Higher rates of admission for TBI seen in non-organized sports

That common, competitive sports such as soccer, basketball, and football had the highest number of sports-related TBI in the ED, and accounted for more than twice as many TBIs as non-organized sports did not surprise the researchers and was consistent with a recent study. [3]
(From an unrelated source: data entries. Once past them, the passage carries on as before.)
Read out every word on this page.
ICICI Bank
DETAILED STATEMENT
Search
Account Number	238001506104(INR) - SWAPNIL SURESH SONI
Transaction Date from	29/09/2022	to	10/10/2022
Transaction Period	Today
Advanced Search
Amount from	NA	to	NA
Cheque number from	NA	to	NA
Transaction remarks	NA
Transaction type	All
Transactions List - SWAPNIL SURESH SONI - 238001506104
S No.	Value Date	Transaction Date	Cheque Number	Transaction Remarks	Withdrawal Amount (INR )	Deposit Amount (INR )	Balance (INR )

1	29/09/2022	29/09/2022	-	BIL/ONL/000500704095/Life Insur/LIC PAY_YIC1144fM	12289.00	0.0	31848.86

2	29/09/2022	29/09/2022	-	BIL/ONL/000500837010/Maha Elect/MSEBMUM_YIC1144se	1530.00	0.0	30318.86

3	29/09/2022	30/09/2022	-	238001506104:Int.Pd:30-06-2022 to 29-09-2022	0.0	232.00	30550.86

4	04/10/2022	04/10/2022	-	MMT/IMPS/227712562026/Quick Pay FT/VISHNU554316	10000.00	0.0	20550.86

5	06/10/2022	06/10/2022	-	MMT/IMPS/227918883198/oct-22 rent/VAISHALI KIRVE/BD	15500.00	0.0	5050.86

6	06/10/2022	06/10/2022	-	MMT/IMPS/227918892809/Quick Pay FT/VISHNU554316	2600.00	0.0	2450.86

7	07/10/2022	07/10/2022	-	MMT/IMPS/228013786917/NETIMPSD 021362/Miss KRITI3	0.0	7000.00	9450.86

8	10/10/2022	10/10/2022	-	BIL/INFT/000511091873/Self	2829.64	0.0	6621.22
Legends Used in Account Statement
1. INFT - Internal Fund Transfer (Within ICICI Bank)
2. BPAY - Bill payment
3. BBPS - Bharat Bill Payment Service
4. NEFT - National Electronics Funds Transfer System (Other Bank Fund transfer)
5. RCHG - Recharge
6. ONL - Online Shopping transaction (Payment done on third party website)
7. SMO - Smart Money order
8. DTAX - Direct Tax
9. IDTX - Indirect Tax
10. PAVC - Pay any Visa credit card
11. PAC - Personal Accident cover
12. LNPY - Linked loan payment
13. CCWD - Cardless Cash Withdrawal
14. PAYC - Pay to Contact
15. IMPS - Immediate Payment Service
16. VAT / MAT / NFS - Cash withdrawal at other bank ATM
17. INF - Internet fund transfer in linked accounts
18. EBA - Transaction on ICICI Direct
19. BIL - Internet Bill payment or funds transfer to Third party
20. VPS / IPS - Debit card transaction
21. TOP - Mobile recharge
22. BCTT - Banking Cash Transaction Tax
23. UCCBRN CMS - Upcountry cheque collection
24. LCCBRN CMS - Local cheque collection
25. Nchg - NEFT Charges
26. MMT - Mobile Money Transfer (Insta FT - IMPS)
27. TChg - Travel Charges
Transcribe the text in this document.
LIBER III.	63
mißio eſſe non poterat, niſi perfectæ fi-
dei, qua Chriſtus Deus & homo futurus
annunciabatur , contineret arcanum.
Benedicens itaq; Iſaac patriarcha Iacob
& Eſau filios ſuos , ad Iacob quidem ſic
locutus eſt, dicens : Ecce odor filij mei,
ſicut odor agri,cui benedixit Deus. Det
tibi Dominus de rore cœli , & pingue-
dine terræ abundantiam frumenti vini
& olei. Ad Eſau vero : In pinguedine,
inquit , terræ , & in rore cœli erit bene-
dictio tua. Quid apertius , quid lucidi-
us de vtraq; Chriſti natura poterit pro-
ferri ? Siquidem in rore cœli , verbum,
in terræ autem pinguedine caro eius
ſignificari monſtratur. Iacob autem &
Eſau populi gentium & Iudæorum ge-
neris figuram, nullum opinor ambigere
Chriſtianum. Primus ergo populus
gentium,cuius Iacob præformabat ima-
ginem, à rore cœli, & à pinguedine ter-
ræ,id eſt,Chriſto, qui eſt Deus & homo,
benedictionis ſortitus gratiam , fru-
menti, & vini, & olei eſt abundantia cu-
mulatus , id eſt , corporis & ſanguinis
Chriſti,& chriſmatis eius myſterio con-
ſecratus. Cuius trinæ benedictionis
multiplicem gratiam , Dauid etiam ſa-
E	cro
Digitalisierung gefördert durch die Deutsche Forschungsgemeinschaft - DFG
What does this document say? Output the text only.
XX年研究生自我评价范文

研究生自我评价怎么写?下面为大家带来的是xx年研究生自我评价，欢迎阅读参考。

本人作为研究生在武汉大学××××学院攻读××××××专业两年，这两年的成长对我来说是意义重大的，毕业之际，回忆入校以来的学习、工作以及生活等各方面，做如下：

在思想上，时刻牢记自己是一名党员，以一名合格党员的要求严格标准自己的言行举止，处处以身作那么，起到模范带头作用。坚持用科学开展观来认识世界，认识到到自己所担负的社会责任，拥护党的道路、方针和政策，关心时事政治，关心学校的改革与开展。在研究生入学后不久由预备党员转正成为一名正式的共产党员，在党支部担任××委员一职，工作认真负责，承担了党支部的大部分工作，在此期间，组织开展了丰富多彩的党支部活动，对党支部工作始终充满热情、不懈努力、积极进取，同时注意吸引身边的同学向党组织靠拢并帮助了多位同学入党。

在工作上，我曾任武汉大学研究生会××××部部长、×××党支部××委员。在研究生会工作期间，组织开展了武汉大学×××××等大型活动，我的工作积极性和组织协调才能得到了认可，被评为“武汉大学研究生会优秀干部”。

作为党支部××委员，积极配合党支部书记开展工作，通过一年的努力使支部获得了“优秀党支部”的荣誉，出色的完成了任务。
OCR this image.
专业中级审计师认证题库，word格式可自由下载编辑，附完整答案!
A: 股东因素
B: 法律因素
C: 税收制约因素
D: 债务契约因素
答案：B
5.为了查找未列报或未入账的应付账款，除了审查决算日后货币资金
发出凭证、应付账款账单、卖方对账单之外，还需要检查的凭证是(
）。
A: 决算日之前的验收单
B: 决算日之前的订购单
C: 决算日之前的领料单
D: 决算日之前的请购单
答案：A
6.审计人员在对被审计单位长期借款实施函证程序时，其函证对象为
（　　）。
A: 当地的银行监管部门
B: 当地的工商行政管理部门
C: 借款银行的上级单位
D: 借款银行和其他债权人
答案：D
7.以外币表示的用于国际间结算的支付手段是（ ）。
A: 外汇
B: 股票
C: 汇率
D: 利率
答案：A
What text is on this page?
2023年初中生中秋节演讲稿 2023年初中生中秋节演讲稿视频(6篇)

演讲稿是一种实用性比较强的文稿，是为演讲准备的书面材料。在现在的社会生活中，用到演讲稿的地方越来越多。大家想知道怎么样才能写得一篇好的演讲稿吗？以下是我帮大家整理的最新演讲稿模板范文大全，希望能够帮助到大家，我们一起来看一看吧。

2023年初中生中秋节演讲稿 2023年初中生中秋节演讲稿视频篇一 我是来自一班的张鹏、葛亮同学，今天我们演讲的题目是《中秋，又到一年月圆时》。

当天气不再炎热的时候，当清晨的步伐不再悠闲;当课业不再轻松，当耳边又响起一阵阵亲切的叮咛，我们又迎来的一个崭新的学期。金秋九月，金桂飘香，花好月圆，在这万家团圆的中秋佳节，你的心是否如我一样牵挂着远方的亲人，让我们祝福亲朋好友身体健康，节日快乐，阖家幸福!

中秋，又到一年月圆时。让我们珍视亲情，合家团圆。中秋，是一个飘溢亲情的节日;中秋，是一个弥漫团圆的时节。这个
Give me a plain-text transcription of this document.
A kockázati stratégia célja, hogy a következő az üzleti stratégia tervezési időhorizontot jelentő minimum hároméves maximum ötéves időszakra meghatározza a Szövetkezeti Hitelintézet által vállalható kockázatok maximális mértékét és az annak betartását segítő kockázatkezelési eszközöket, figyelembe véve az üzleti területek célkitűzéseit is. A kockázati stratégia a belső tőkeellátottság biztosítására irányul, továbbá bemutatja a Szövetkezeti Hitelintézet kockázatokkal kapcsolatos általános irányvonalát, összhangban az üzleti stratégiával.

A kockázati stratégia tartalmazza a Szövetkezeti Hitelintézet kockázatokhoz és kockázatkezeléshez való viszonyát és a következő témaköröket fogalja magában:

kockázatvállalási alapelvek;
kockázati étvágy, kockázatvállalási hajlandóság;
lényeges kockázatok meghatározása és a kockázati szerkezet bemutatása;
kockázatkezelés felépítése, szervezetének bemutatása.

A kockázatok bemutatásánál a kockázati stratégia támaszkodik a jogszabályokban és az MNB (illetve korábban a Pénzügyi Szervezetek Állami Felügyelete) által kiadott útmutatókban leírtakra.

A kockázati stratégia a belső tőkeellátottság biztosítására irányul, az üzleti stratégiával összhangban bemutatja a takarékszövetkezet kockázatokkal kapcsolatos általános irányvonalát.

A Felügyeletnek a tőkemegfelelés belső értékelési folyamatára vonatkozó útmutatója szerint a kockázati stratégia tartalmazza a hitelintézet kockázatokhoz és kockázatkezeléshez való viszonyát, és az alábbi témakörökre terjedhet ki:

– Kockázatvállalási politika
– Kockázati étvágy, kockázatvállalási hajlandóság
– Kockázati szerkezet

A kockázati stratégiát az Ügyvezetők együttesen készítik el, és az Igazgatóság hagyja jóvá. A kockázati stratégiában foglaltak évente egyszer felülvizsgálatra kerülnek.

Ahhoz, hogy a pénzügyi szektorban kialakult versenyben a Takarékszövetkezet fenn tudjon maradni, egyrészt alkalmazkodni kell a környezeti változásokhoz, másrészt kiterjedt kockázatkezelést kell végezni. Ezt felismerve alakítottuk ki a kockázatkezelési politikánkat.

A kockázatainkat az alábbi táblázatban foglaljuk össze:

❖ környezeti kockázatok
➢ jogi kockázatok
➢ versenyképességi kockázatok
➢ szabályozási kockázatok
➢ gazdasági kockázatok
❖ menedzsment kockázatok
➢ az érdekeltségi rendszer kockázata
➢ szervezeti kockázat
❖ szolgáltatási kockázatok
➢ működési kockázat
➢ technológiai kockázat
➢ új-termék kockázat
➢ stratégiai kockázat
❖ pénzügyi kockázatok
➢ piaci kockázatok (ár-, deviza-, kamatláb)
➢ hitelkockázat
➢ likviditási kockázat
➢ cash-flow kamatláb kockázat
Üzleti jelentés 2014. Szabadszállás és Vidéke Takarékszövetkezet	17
Their finding, however, that non-organized sports, such as sledding, skiing and skateboarding had the greatest percentage of ED visits for TBI requiring admission, was somewhat puzzling. "This discrepancy may be secondary to [greater] education about ... TBI among players in organized sports or because of lesser regulation in sports equipment among participants in nonorganized sports." In other words, children in sports such as skateboarding and skiing, where helmet use is not mandatory, may be more likely to suffer a severe TBI when they are injured than those in helmeted sports, such as football.  They called for further studies to confirm such suspicion.


1. Hanson HR, Pomerantz WJ, Gittelman M. ED Utilization Trends in Sports-Related Traumatic Brain Injury.  Pediatrics 2013;132(4). doi: 10.1542/peds.2013-1704 (epub September 30, 2013). 

2. Sosin DM, Sniezek JE, Thurman DJ. Incidence of mild and moderate brain injury in the United States, 1991. Brain Inj. 1996;10(1):47-54

3. Meehan WP III, Mannix R. Pediatric concussions in United States emergency departments in the years 2002 to 2006. J Pediatr. 2010;157(6):889-893.